O novo exame apontou progresso dentro do esperado, mas também reforçou a necessidade de cautela. Por isso, o departamento médico da Seleção Brasileira mantém o planejamento traçado desde a apresentação do jogador na Granja Comary, no fim de maio.
A orientação da equipe liderada pelo médico Rodrigo Lasmar é que Neymar só será liberado para atividades com bola quando houver total segurança de que a lesão está completamente cicatrizada e sem risco de agravamento.
Diante desse cenário, a tendência é que Neymar não esteja disponível para a partida de abertura do Brasil na Copa do Mundo, marcada para sábado (13/6), contra Marrocos. O planejamento mais provável neste momento aponta para um retorno na segunda rodada da fase de grupos, quando a Seleção enfrentará o Haiti, no dia 19, na Filadélfia.
Mesmo uma eventual presença no banco diante dos marroquinos é vista apenas como uma possibilidade simbólica. Caso isso aconteça, a participação teria muito mais relação com o impacto emocional de sua presença junto ao elenco do que com uma utilização efetiva em campo.
Neymar e sua obsessão pela recuperação
Enquanto aguarda a liberação médica, Neymar tem chamado atenção nos bastidores pela dedicação ao tratamento. Aliás, de acordo com pessoas que acompanham a rotina da Seleção, o atacante realiza sessões de recuperação em até três períodos por dia. O comprometimento se mantém inclusive nos momentos em que o restante do elenco recebe folgas ou atividades mais leves.
No hotel da delegação e também no centro de treinamento, a imagem é de um jogador completamente focado em acelerar a recuperação sem comprometer a segurança física.
A urgência tem uma explicação especial. Aos 34 anos, Neymar encara a Copa do Mundo de 2026 como a última da carreira. Nas últimas semanas, o próprio atacante reforçou esse sentimento ao utilizar a expressão "last dance" em publicações nas redes sociais ao falar sobre o torneio.
Mesmo sem participar dos treinamentos coletivos, Neymar segue exercendo influência importante dentro do grupo.
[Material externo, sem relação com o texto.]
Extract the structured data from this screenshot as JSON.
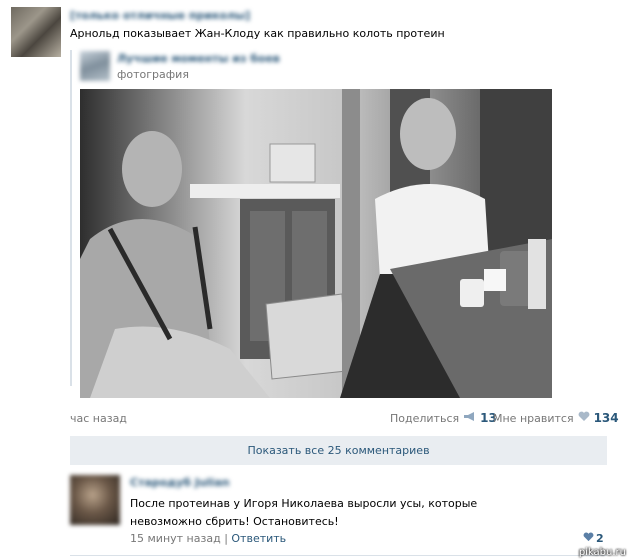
{
  "post": {
    "group_name": "[только отличные приколы]",
    "text": "Арнольд показывает Жан-Клоду как правильно колоть протеин",
    "time": "час назад"
  },
  "repost": {
    "group_name": "Лучшие моменты из боев",
    "subtitle": "фотография"
  },
  "actions": {
    "share_label": "Поделиться",
    "share_count": "13",
    "like_label": "Мне нравится",
    "like_count": "134"
  },
  "comments": {
    "show_all": "Показать все 25 комментариев",
    "items": [
      {
        "author": "Стародуб Julian",
        "text": "После протеинав у Игоря Николаева выросли усы, которые невозможно сбрить! Остановитесь!",
        "time": "15 минут назад",
        "reply": "Ответить",
        "likes": "2"
      }
    ]
  },
  "icons": {
    "share": "megaphone-icon",
    "like": "heart-icon"
  },
  "colors": {
    "link": "#2b587a",
    "muted": "#777777",
    "comments_bar": "#e9edf1"
  },
  "watermark": "pikabu.ru"
}
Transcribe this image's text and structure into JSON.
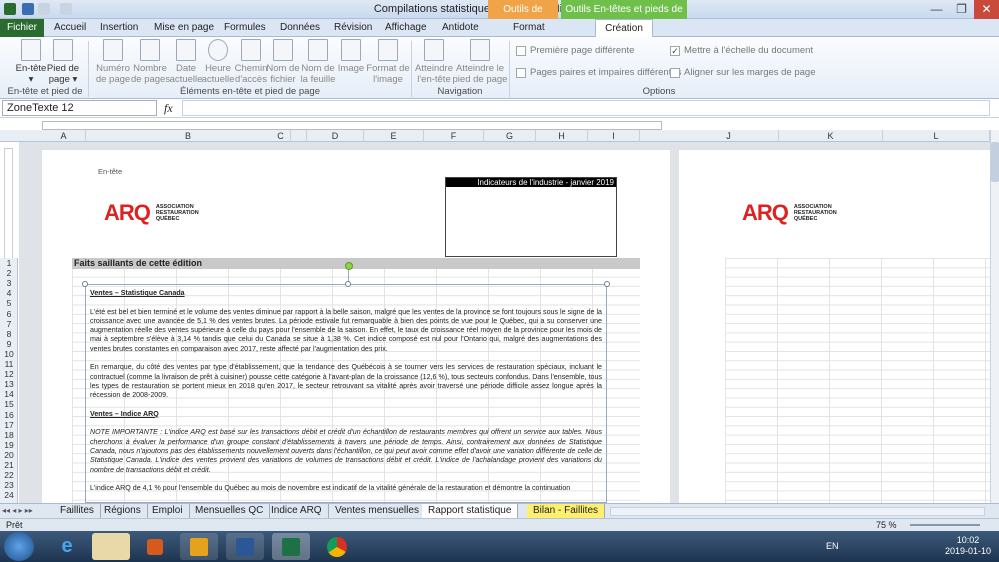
{
  "window": {
    "title": "Compilations statistiques en cours - Microsoft Excel"
  },
  "context_tabs": {
    "drawing": "Outils de dessin",
    "header_footer": "Outils En-têtes et pieds de page"
  },
  "tabs": [
    "Fichier",
    "Accueil",
    "Insertion",
    "Mise en page",
    "Formules",
    "Données",
    "Révision",
    "Affichage",
    "Antidote",
    "Format",
    "Création"
  ],
  "ribbon": {
    "buttons": [
      {
        "label": "En-tête\n▾"
      },
      {
        "label": "Pied de\npage ▾"
      },
      {
        "label": "Numéro\nde page"
      },
      {
        "label": "Nombre\nde pages"
      },
      {
        "label": "Date\nactuelle"
      },
      {
        "label": "Heure\nactuelle"
      },
      {
        "label": "Chemin\nd'accès"
      },
      {
        "label": "Nom de\nfichier"
      },
      {
        "label": "Nom de\nla feuille"
      },
      {
        "label": "Image"
      },
      {
        "label": "Format de\nl'image"
      },
      {
        "label": "Atteindre\nl'en-tête"
      },
      {
        "label": "Atteindre le\npied de page"
      }
    ],
    "groups": {
      "g1": "En-tête et pied de page",
      "g2": "Éléments en-tête et pied de page",
      "g3": "Navigation",
      "g4": "Options"
    },
    "options": [
      {
        "label": "Première page différente",
        "checked": false
      },
      {
        "label": "Pages paires et impaires différentes",
        "checked": false
      },
      {
        "label": "Mettre à l'échelle du document",
        "checked": true
      },
      {
        "label": "Aligner sur les marges de page",
        "checked": false
      }
    ]
  },
  "formula_bar": {
    "name_box": "ZoneTexte 12",
    "fx": "fx",
    "value": ""
  },
  "columns": [
    "A",
    "B",
    "C",
    "D",
    "E",
    "F",
    "G",
    "H",
    "I",
    "J",
    "K",
    "L"
  ],
  "rows": [
    "1",
    "2",
    "3",
    "4",
    "5",
    "6",
    "7",
    "8",
    "9",
    "10",
    "11",
    "12",
    "13",
    "14",
    "15",
    "16",
    "17",
    "18",
    "19",
    "20",
    "21",
    "22",
    "23",
    "24"
  ],
  "page": {
    "header_label": "En-tête",
    "logo": {
      "mark": "ARQ",
      "line1": "ASSOCIATION",
      "line2": "RESTAURATION",
      "line3": "QUÉBEC"
    },
    "header_box": "Indicateurs de l'industrie - janvier 2019",
    "section_title": "Faits saillants de cette édition",
    "paragraphs": [
      {
        "style": "h",
        "text": "Ventes – Statistique Canada"
      },
      {
        "style": "p",
        "text": "L'été est bel et bien terminé et le volume des ventes diminue par rapport à la belle saison, malgré que les ventes de la province se font toujours sous le signe de la croissance avec une avancée de 5,1 % des ventes brutes. La période estivale fut remarquable à bien des points de vue pour le Québec, qui a su conserver une augmentation réelle des ventes supérieure à celle du pays pour l'ensemble de la saison. En effet, le taux de croissance réel moyen de la province pour les mois de mai à septembre s'élève à 3,14 % tandis que celui du Canada se situe à 1,38 %. Cet indice composé est nul pour l'Ontario qui, malgré des augmentations des ventes brutes constantes en comparaison avec 2017, reste affecté par l'augmentation des prix."
      },
      {
        "style": "p",
        "text": "En remarque, du côté des ventes par type d'établissement, que la tendance des Québécois à se tourner vers les services de restauration spéciaux, incluant le contractuel (comme la livraison de prêt à cuisiner) pousse cette catégorie à l'avant-plan de la croissance (12,6 %), tous secteurs confondus. Dans l'ensemble, tous les types de restauration se portent mieux en 2018 qu'en 2017, le secteur retrouvant sa vitalité après avoir traversé une période difficile assez longue après la récession de 2008-2009."
      },
      {
        "style": "h",
        "text": "Ventes – Indice ARQ"
      },
      {
        "style": "it",
        "text": "NOTE IMPORTANTE : L'indice ARQ est basé sur les transactions débit et crédit d'un échantillon de restaurants membres qui offrent un service aux tables. Nous cherchons à évaluer la performance d'un groupe constant d'établissements à travers une période de temps. Ainsi, contrairement aux données de Statistique Canada, nous n'ajoutons pas des établissements nouvellement ouverts dans l'échantillon, ce qui peut avoir comme effet d'avoir une variation différente de celle de Statistique Canada. L'indice des ventes provient des variations de volumes de transactions débit et crédit. L'indice de l'achalandage provient des variations du nombre de transactions débit et crédit."
      },
      {
        "style": "p",
        "text": "L'indice ARQ de 4,1 % pour l'ensemble du Québec au mois de novembre est indicatif de la vitalité générale de la restauration et démontre la continuation"
      }
    ]
  },
  "sheet_tabs": [
    {
      "label": "Faillites",
      "style": ""
    },
    {
      "label": "Régions",
      "style": ""
    },
    {
      "label": "Emploi",
      "style": ""
    },
    {
      "label": "Mensuelles QC",
      "style": ""
    },
    {
      "label": "Indice ARQ",
      "style": ""
    },
    {
      "label": "Ventes mensuelles",
      "style": ""
    },
    {
      "label": "Rapport statistique",
      "style": "active"
    },
    {
      "label": "Bilan - Faillites",
      "style": "yellow"
    }
  ],
  "status": {
    "ready": "Prêt",
    "zoom": "75 %"
  },
  "taskbar": {
    "lang": "EN",
    "time": "10:02",
    "date": "2019-01-10"
  },
  "colors": {
    "file_tab": "#2a6b2f",
    "drawing_ctx": "#f0a347",
    "hf_ctx": "#6fbf4b",
    "logo": "#dd2222"
  }
}
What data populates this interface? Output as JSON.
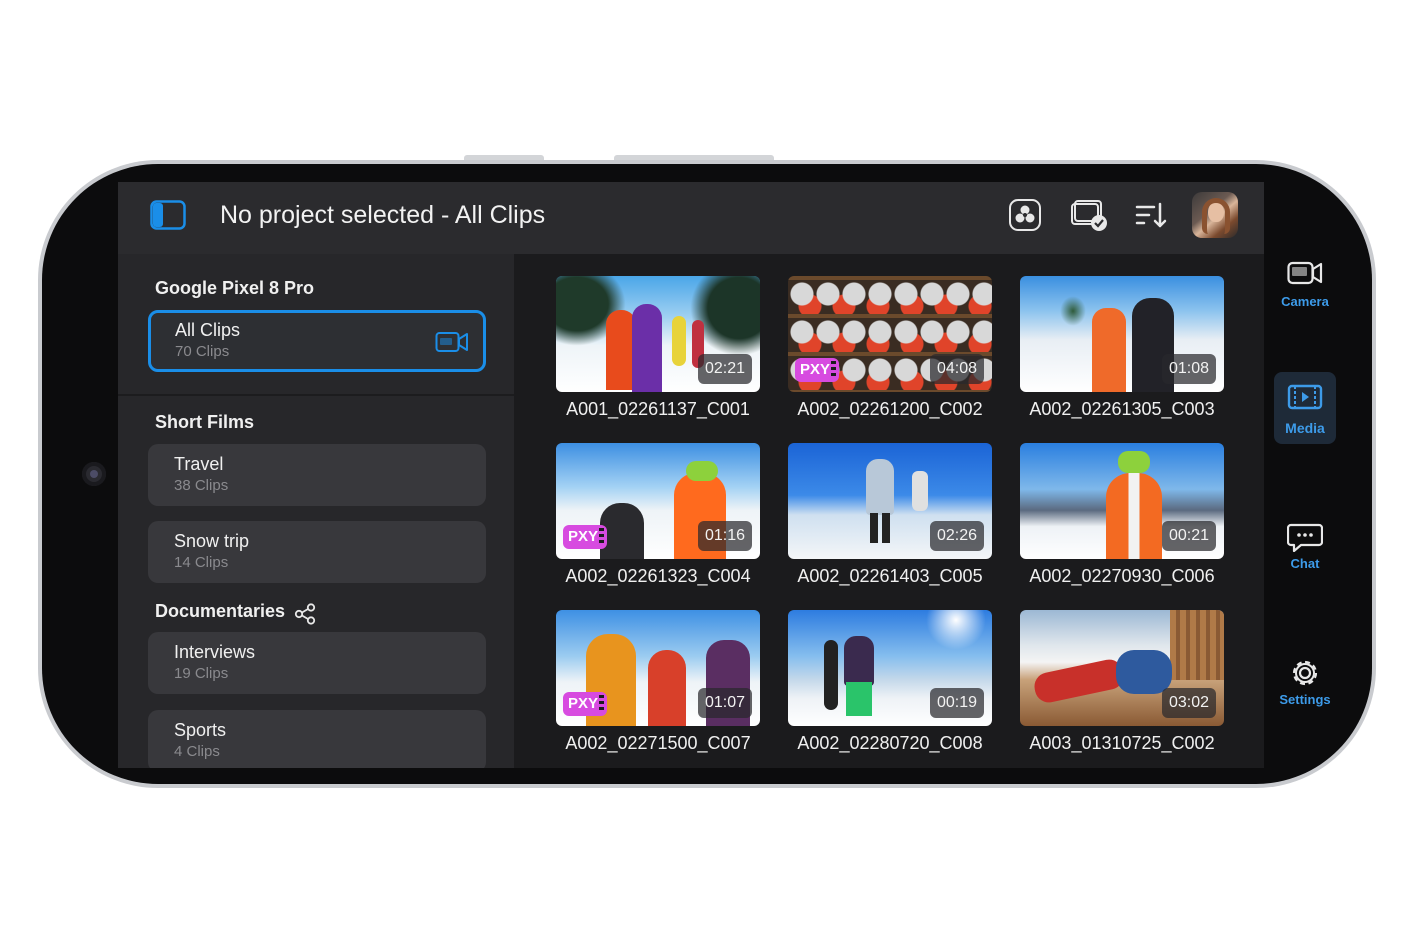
{
  "header": {
    "title": "No project selected - All Clips",
    "icons": [
      "sidebar-toggle-icon",
      "resolve-logo-icon",
      "clip-select-icon",
      "sort-icon",
      "user-avatar"
    ]
  },
  "sidebar": {
    "device_title": "Google Pixel 8 Pro",
    "all_clips": {
      "label": "All Clips",
      "count": "70 Clips"
    },
    "short_films_title": "Short Films",
    "short_films": [
      {
        "label": "Travel",
        "count": "38 Clips"
      },
      {
        "label": "Snow trip",
        "count": "14 Clips"
      }
    ],
    "documentaries_title": "Documentaries",
    "documentaries": [
      {
        "label": "Interviews",
        "count": "19 Clips"
      },
      {
        "label": "Sports",
        "count": "4 Clips"
      }
    ]
  },
  "clips": [
    {
      "name": "A001_02261137_C001",
      "duration": "02:21",
      "pxy": false
    },
    {
      "name": "A002_02261200_C002",
      "duration": "04:08",
      "pxy": true
    },
    {
      "name": "A002_02261305_C003",
      "duration": "01:08",
      "pxy": false
    },
    {
      "name": "A002_02261323_C004",
      "duration": "01:16",
      "pxy": true
    },
    {
      "name": "A002_02261403_C005",
      "duration": "02:26",
      "pxy": false
    },
    {
      "name": "A002_02270930_C006",
      "duration": "00:21",
      "pxy": false
    },
    {
      "name": "A002_02271500_C007",
      "duration": "01:07",
      "pxy": true
    },
    {
      "name": "A002_02280720_C008",
      "duration": "00:19",
      "pxy": false
    },
    {
      "name": "A003_01310725_C002",
      "duration": "03:02",
      "pxy": false
    }
  ],
  "pxy_badge": "PXY",
  "nav": {
    "camera": "Camera",
    "media": "Media",
    "chat": "Chat",
    "settings": "Settings",
    "active": "media"
  },
  "colors": {
    "accent": "#1a8ee8",
    "nav_accent": "#3d9be9",
    "pxy_badge": "#d74be0",
    "background": "#232325"
  }
}
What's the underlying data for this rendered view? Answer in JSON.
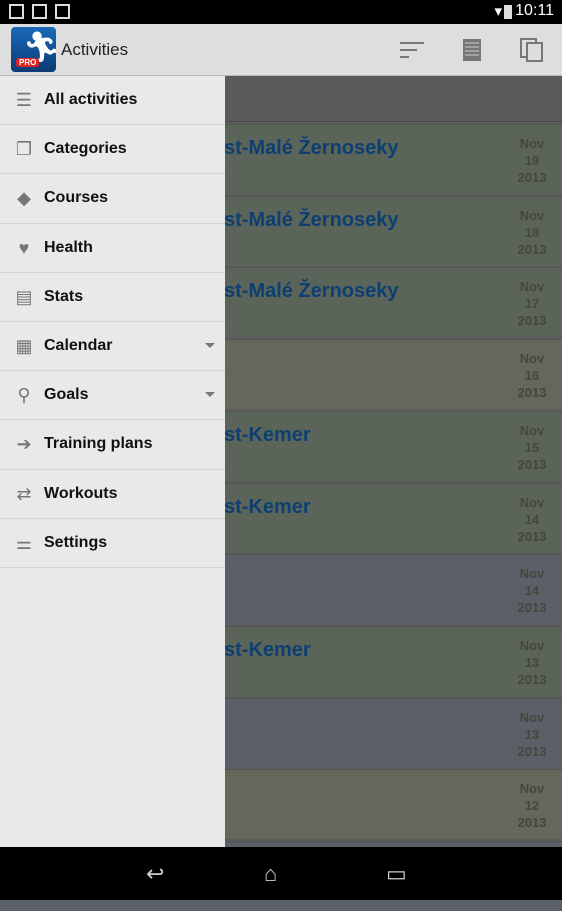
{
  "status": {
    "time": "10:11",
    "icons": [
      "signal-icon",
      "gmail-icon",
      "store-icon",
      "wifi-icon",
      "battery-icon"
    ]
  },
  "appbar": {
    "title": "Activities",
    "actions": [
      "sort-icon",
      "list-icon",
      "copy-icon"
    ],
    "logo_text": "PRO"
  },
  "drawer": {
    "items": [
      {
        "label": "All activities",
        "icon": "list-icon",
        "dropdown": false
      },
      {
        "label": "Categories",
        "icon": "categories-icon",
        "dropdown": false
      },
      {
        "label": "Courses",
        "icon": "course-icon",
        "dropdown": false
      },
      {
        "label": "Health",
        "icon": "heart-icon",
        "dropdown": false
      },
      {
        "label": "Stats",
        "icon": "stats-icon",
        "dropdown": false
      },
      {
        "label": "Calendar",
        "icon": "calendar-icon",
        "dropdown": true
      },
      {
        "label": "Goals",
        "icon": "pin-icon",
        "dropdown": true
      },
      {
        "label": "Training plans",
        "icon": "arrow-icon",
        "dropdown": false
      },
      {
        "label": "Workouts",
        "icon": "repeat-icon",
        "dropdown": false
      },
      {
        "label": "Settings",
        "icon": "sliders-icon",
        "dropdown": false
      }
    ]
  },
  "activities": [
    {
      "title": "st-Malé Žernoseky",
      "month": "Nov",
      "day": "19",
      "year": "2013",
      "color": "#5b6459"
    },
    {
      "title": "st-Malé Žernoseky",
      "month": "Nov",
      "day": "18",
      "year": "2013",
      "color": "#5b6459"
    },
    {
      "title": "st-Malé Žernoseky",
      "month": "Nov",
      "day": "17",
      "year": "2013",
      "color": "#5b6459"
    },
    {
      "title": "",
      "month": "Nov",
      "day": "16",
      "year": "2013",
      "color": "#67665a"
    },
    {
      "title": "st-Kemer",
      "month": "Nov",
      "day": "15",
      "year": "2013",
      "color": "#5b6459"
    },
    {
      "title": "st-Kemer",
      "month": "Nov",
      "day": "14",
      "year": "2013",
      "color": "#5b6459"
    },
    {
      "title": "",
      "month": "Nov",
      "day": "14",
      "year": "2013",
      "color": "#5b5f68"
    },
    {
      "title": "st-Kemer",
      "month": "Nov",
      "day": "13",
      "year": "2013",
      "color": "#5b6459"
    },
    {
      "title": "",
      "month": "Nov",
      "day": "13",
      "year": "2013",
      "color": "#5b5f68"
    },
    {
      "title": "",
      "month": "Nov",
      "day": "12",
      "year": "2013",
      "color": "#67665a"
    },
    {
      "title": "",
      "month": "",
      "day": "",
      "year": "",
      "color": "#5b5f68"
    }
  ]
}
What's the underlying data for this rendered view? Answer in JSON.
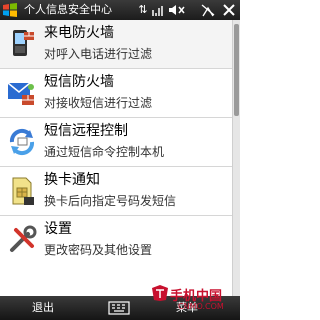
{
  "status_bar": {
    "title": "个人信息安全中心",
    "icons": [
      "windows-start-icon",
      "sync-icon",
      "signal-icon",
      "volume-muted-icon",
      "antenna-off-icon",
      "close-icon"
    ]
  },
  "items": [
    {
      "title": "来电防火墙",
      "desc": "对呼入电话进行过滤",
      "icon": "phone-firewall-icon"
    },
    {
      "title": "短信防火墙",
      "desc": "对接收短信进行过滤",
      "icon": "sms-firewall-icon"
    },
    {
      "title": "短信远程控制",
      "desc": "通过短信命令控制本机",
      "icon": "sms-remote-control-icon"
    },
    {
      "title": "换卡通知",
      "desc": "换卡后向指定号码发短信",
      "icon": "sim-change-icon"
    },
    {
      "title": "设置",
      "desc": "更改密码及其他设置",
      "icon": "settings-icon"
    }
  ],
  "soft_keys": {
    "left": "退出",
    "right": "菜单"
  },
  "watermark": {
    "brand": "手机中国",
    "url": "CNMO.COM"
  },
  "colors": {
    "bar": "#2a2a2a",
    "accent": "#c8102e"
  }
}
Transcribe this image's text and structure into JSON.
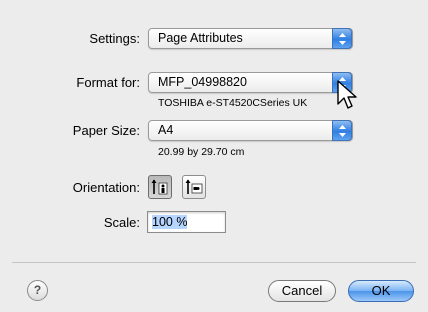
{
  "settings": {
    "label": "Settings:",
    "value": "Page Attributes"
  },
  "format": {
    "label": "Format for:",
    "value": "MFP_04998820",
    "printer": "TOSHIBA e-ST4520CSeries UK"
  },
  "paper": {
    "label": "Paper Size:",
    "value": "A4",
    "dimensions": "20.99 by 29.70 cm"
  },
  "orientation": {
    "label": "Orientation:",
    "selected": "portrait"
  },
  "scale": {
    "label": "Scale:",
    "value": "100 %"
  },
  "help": {
    "symbol": "?"
  },
  "buttons": {
    "cancel": "Cancel",
    "ok": "OK"
  },
  "colors": {
    "accent": "#3d8ee8",
    "background": "#ececec"
  }
}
O atacante mantém proximidade com as principais lideranças da equipe, como Casemiro, Marquinhos, Danilo e Alisson. Contudo, também dedica atenção aos jogadores mais jovens do elenco.
Nos bastidores, o camisa 10 tem atuado como conselheiro e referência para diversos companheiros. A postura tem sido bastante elogiada internamente. Além disso, ajuda a reforçar sua importância para a Seleção mesmo durante o período em que permanece afastado dos gramados.
Enquanto Ancelotti trabalha para definir a equipe que enfrentará Marrocos, Neymar segue concentrado na recuperação da lesão. A expectativa da comissão técnica é contar com o camisa 10 ao longo da fase de grupos, desde que ele apresente evolução dentro dos prazos estabelecidos pelo departamento médico.